J’ai un aveu à vous faire : je vis un étrange creux de vague depuis que le gouvernement péquiste a été évacué du pouvoir. J’imagine qu’il y a un nom, en psychologie, pour décrire ces bleus qui surviennent quand une menace qui vous a tenue en haleine pendant plusieurs mois est écartée si soudainement. Au lendemain des élections, j’étais à la fois soulagée de voir qu’on n’érigerait pas en loi la discrimination envers des minorités, et triste pour tout le reste : le retour trop solide des libéraux au pouvoir, le départ de madame Marois, la difficulté de Québec Solidaire à rallier plus de monde, l’engouement populaire pour la voix caverneuse de Yoan…

S’en est suivi ce vide, laissé par la disparition de quelque chose, d’une sorte de cause. Bien sûr, j’aurais préféré que le Québec ne vive jamais cette crise dont on mesure à peine les séquelles. Je n’ai pas passé les derniers mois à me réjouir qu’on casse du sucre sur le dos des minorités juste parce que ça me donnait des sujets de chronique. Mais écrire au sujet de la Charte des valeurs avait quelque chose de gratifiant. Quand on écrit, on se fait croire que c’est un peu pour changer le monde, mais on ne se leurre pas tant. On sait qu’on peut, tout au plus, mettre des mots sur ce que d’autres pensent sans avoir le temps de l’écrire. Même si plusieurs croient qu’on fait ça dans l’unique but de brasser des déchets humains, on souhaite, la plupart du temps, que les gens pensent comme nous. Avec la charte, c’était différent. On pouvait emmener des personnes à passer d’une conception des choses à une autre. On pouvait rallier des gens, même à la fin. Et on pouvait continuer à mettre des mots sur des idées qui m’apparaissent importante, comme l’idée que l’on se fait de la citoyenneté, du féminisme, de la communauté, par exemple. Si on avait pu brasser toutes ces idées sans faire de mal à personne, c’eût été merveilleux.

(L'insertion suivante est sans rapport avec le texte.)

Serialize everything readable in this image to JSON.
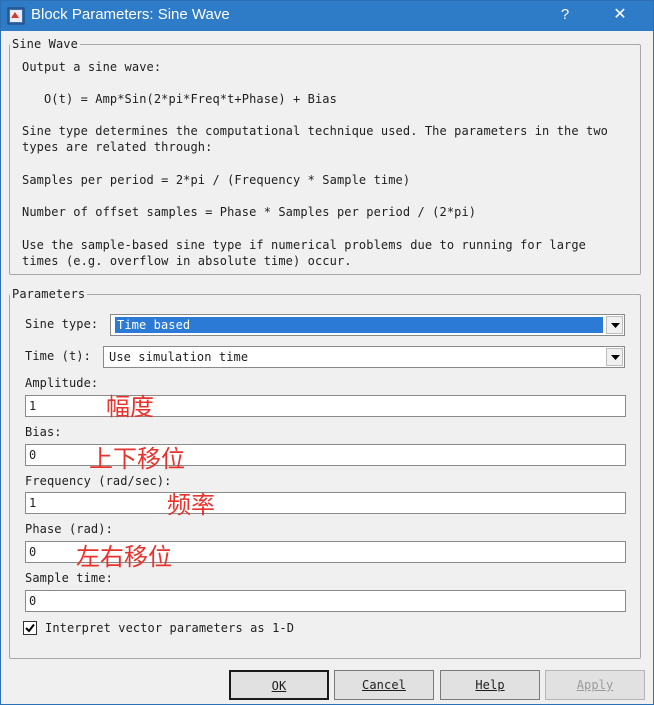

Et puis, comme on dit, qui aime bien châtie bien. Il n’y a rien d’intéressant à critiquer un gouvernement duquel on a peu d’attentes. Écrire en temps de gouvernement libéral, c’est un peu comme devoir faire la critique gastronomique d’un nouveau sandwiche McDo. Je pense que je vais me remettre à écrire sur des sujets plus légers.

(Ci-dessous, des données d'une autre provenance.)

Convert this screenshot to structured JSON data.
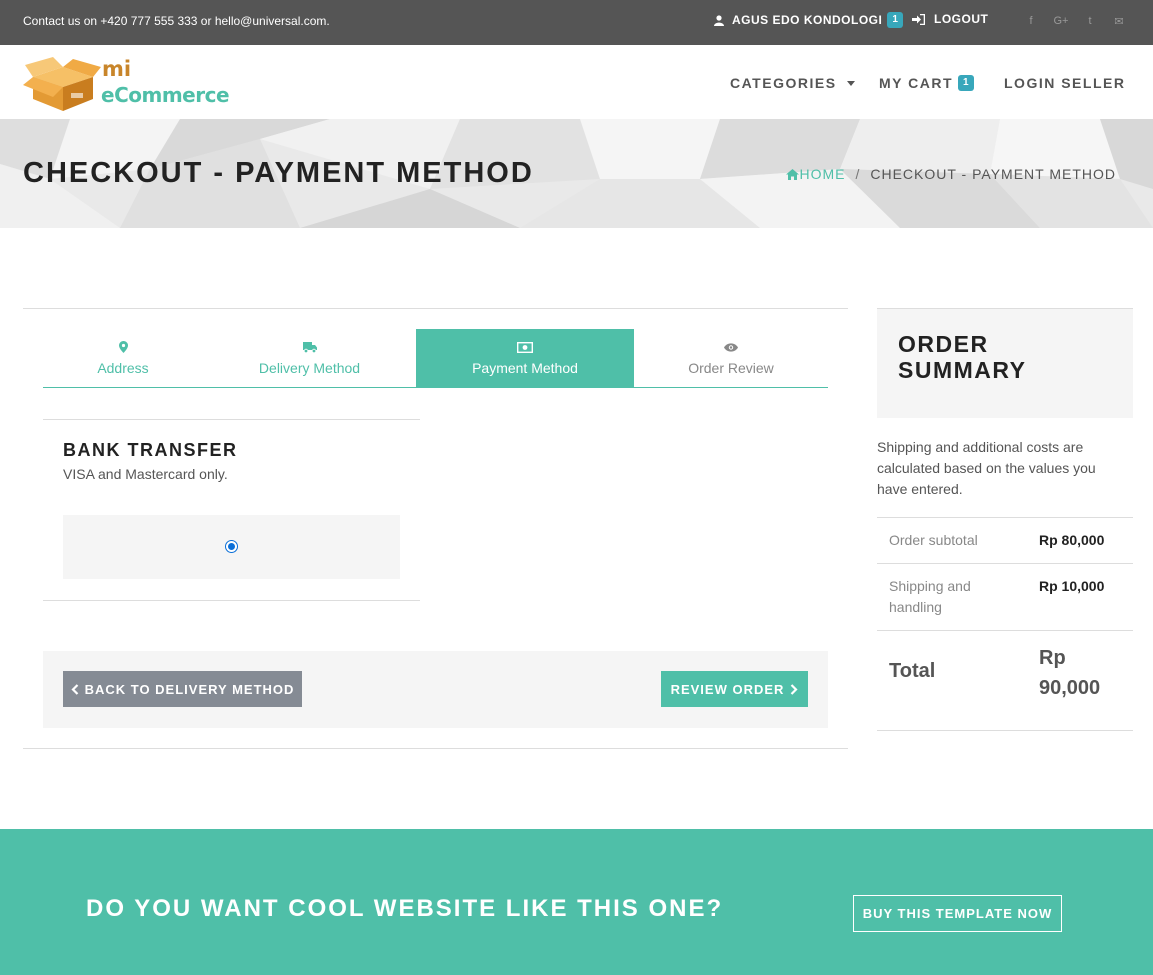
{
  "topbar": {
    "contact": "Contact us on +420 777 555 333 or hello@universal.com.",
    "user_name": "AGUS EDO KONDOLOGI",
    "user_badge": "1",
    "logout": "LOGOUT",
    "social": [
      "f",
      "G+",
      "t",
      "✉"
    ]
  },
  "nav": {
    "logo_line1": "mi",
    "logo_line2": "eCommerce",
    "categories": "CATEGORIES",
    "cart": "MY CART",
    "cart_badge": "1",
    "login_seller": "LOGIN SELLER"
  },
  "heading": {
    "title": "CHECKOUT - PAYMENT METHOD",
    "breadcrumb_home": "HOME",
    "breadcrumb_sep": "/",
    "breadcrumb_current": "CHECKOUT - PAYMENT METHOD"
  },
  "tabs": [
    {
      "label": "Address",
      "icon": "map-marker-icon"
    },
    {
      "label": "Delivery Method",
      "icon": "truck-icon"
    },
    {
      "label": "Payment Method",
      "icon": "money-icon"
    },
    {
      "label": "Order Review",
      "icon": "eye-icon"
    }
  ],
  "payment": {
    "title": "BANK TRANSFER",
    "desc": "VISA and Mastercard only.",
    "selected": true
  },
  "buttons": {
    "back": "BACK TO DELIVERY METHOD",
    "review": "REVIEW ORDER"
  },
  "summary": {
    "title": "ORDER SUMMARY",
    "text": "Shipping and additional costs are calculated based on the values you have entered.",
    "rows": [
      {
        "label": "Order subtotal",
        "value": "Rp 80,000"
      },
      {
        "label": "Shipping and handling",
        "value": "Rp 10,000"
      },
      {
        "label": "Total",
        "value": "Rp 90,000"
      }
    ]
  },
  "banner": {
    "text": "DO YOU WANT COOL WEBSITE LIKE THIS ONE?",
    "button": "BUY THIS TEMPLATE NOW"
  },
  "colors": {
    "accent": "#4fbfa8",
    "topbar": "#555555",
    "badge": "#38a7bb",
    "back_button": "#858b94"
  }
}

Mais ne vous inquiétez pas : je ne suis pas en train de chercher dans quoi mordre. J’ai mon lot frustrations quotidiennes qui m’assurent que je suis vivante et que le monde dans lequel je vis n’est pas encore assez à mon goût pour que je cesse d’écrire. Ça par exemple. Ou encore ça. Hier, seulement durant l’émission Tout le monde en parle, mon front s’est retrouvé dans ma main à au moins cinq occurrences : 1. Quand un des gars des Grandes gueules a sous-entendu d’un signe de la main qu’être gai était semi être un homme; 2. Quand un gars des Francs-Tireurs a comparé les coupures de poste à Radio-Canada à celles de n’importe quelle entreprise privée, banalisant d’un seul coup la mission spécifique d’un diffuseur public; 3. Quand un autre gars des Francs-Tireurs a dit «who cares» à Thomas Mulcair, qui venait d’expliquer la réforme électorale des conservateurs qui retirera le droit de vote à des milliers de Canadiens. Je ne me souviens plus des deux autres, mais qu’importe. Le problème, avec ces sources potentielles d’indignation, c’est qu’elles sont trop évidentes. Vous n’avez pas besoin de moi pour mettre des mots sur ça. Et encore moins sur ce qui s’est passé hier à Laval.